[I was unsuccessful trying to post this as a comment on the Securosis blog so figured I'd post it here instead.]
David Mortman at Securosis recently posted with the following challenge:
Show me any reasonable evidence that changing all your users’ passwords every 90 days reduces your risk of being exploited. No wonder they don’t always listen to us.
I think I can help in a general way, though I can’t determine whether the amount of risk reduction is worth the exercise, nor whether it is offset by other types of risk (maybe I’ll follow up on this part in another post).
Anyway, here is my first take:
As a credential providing access to a system, the password (and its corresponding ID) represents a vulnerability in the sense that an inappropriately used password (e.g. successful login by an intruder) results in the compromise of the system. Therefore, there is a positive relationship between the vulnerable state of a system and the number of available credentials (IDs + passwords) on the system.
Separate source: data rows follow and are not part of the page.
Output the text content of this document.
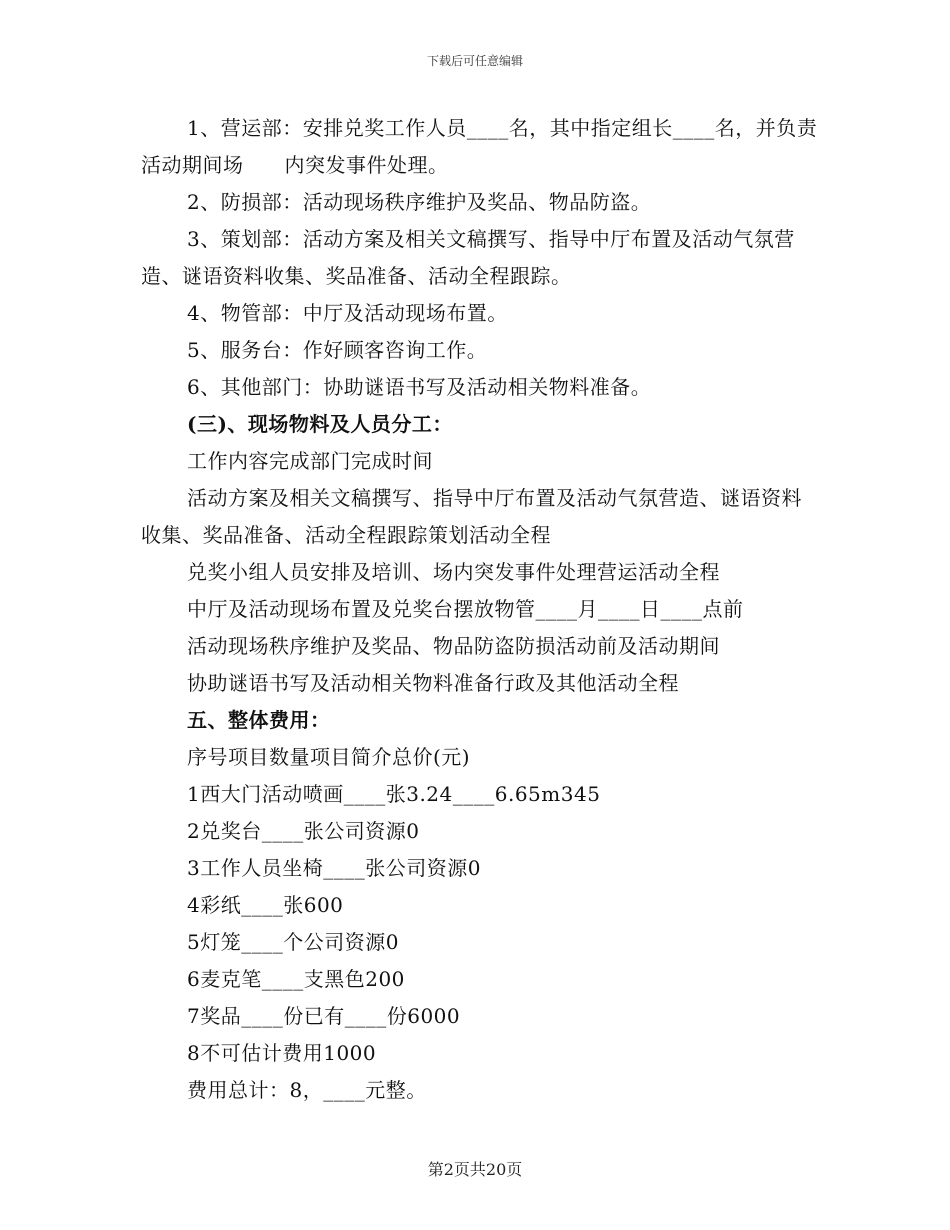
下载后可任意编辑

1、营运部：安排兑奖工作人员____名，其中指定组长____名，并负责活动期间场　　内突发事件处理。

2、防损部：活动现场秩序维护及奖品、物品防盗。

3、策划部：活动方案及相关文稿撰写、指导中厅布置及活动气氛营造、谜语资料收集、奖品准备、活动全程跟踪。

4、物管部：中厅及活动现场布置。

5、服务台：作好顾客咨询工作。

6、其他部门：协助谜语书写及活动相关物料准备。

(三)、现场物料及人员分工：

工作内容完成部门完成时间

活动方案及相关文稿撰写、指导中厅布置及活动气氛营造、谜语资料收集、奖品准备、活动全程跟踪策划活动全程

兑奖小组人员安排及培训、场内突发事件处理营运活动全程

中厅及活动现场布置及兑奖台摆放物管____月____日____点前

活动现场秩序维护及奖品、物品防盗防损活动前及活动期间

协助谜语书写及活动相关物料准备行政及其他活动全程

五、整体费用：

序号项目数量项目简介总价(元)

1西大门活动喷画____张3.24____6.65m345

2兑奖台____张公司资源0

3工作人员坐椅____张公司资源0

4彩纸____张600

5灯笼____个公司资源0

6麦克笔____支黑色200

7奖品____份已有____份6000

8不可估计费用1000

费用总计：8，____元整。

第2页共20页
Every connection attempt to a system – authentication being one mechanism used to connect – has some positive likelihood of being an attack in the sense that it provides an opportunity for the source of the connection to compromise the system. Assuming that connections continue to occur over time, every new connection increases the likelihood of a successful attack.
The likelihood of an attack is, in turn, affected by the availability of (and access to) the password in either its stored state (e.g. as a hash in a file on a system) or during its presentment (e.g. on authentication or to a phishing site). Following the same logic as the compromise process above, more access to the password increases the risk that a password is “compromised” itself – i.e. a credential is stolen.
It follows that the likelihood of compromise increases with the availability of the password. Availability increases over time. And so the longer a password remains on a system, the more likely it is to be compromised.
A password reset operates like an elimination of one vulnerability (existing password) and the creation of a new one (new password). This “resets” the availability clock to a lower likelihood and therefore a lower risk (on the threat side of the equation).
The question of whether a 90 day reset makes sense is a function of the amount of risk you are willing to tolerate as the likelihood of compromise increases over time (which is positively correlated with the availability of the password) based on the number of passwords on the system and the volume of authentication-connection activity.
@ds -
You make a good point. See here for a previous take on it: http://spiresecurity.com/?p=355. I would point out, as I tried to in the previous article, that there is more to password compromise than the crack itself. I would assert that the crack is much less common than the phish and that my argument still holds up with phishing. In addition, we shouldn’t forget the time/effort it takes to get the hash prior to the crack.
“Best practice” is a tricky concept but I agree some sort of multifactor auth solution would fit. I just don’t believe the risk is particularly high for many of the things we require passwords for and so “best” is unnecessarily costly and “reasonable” would work fine.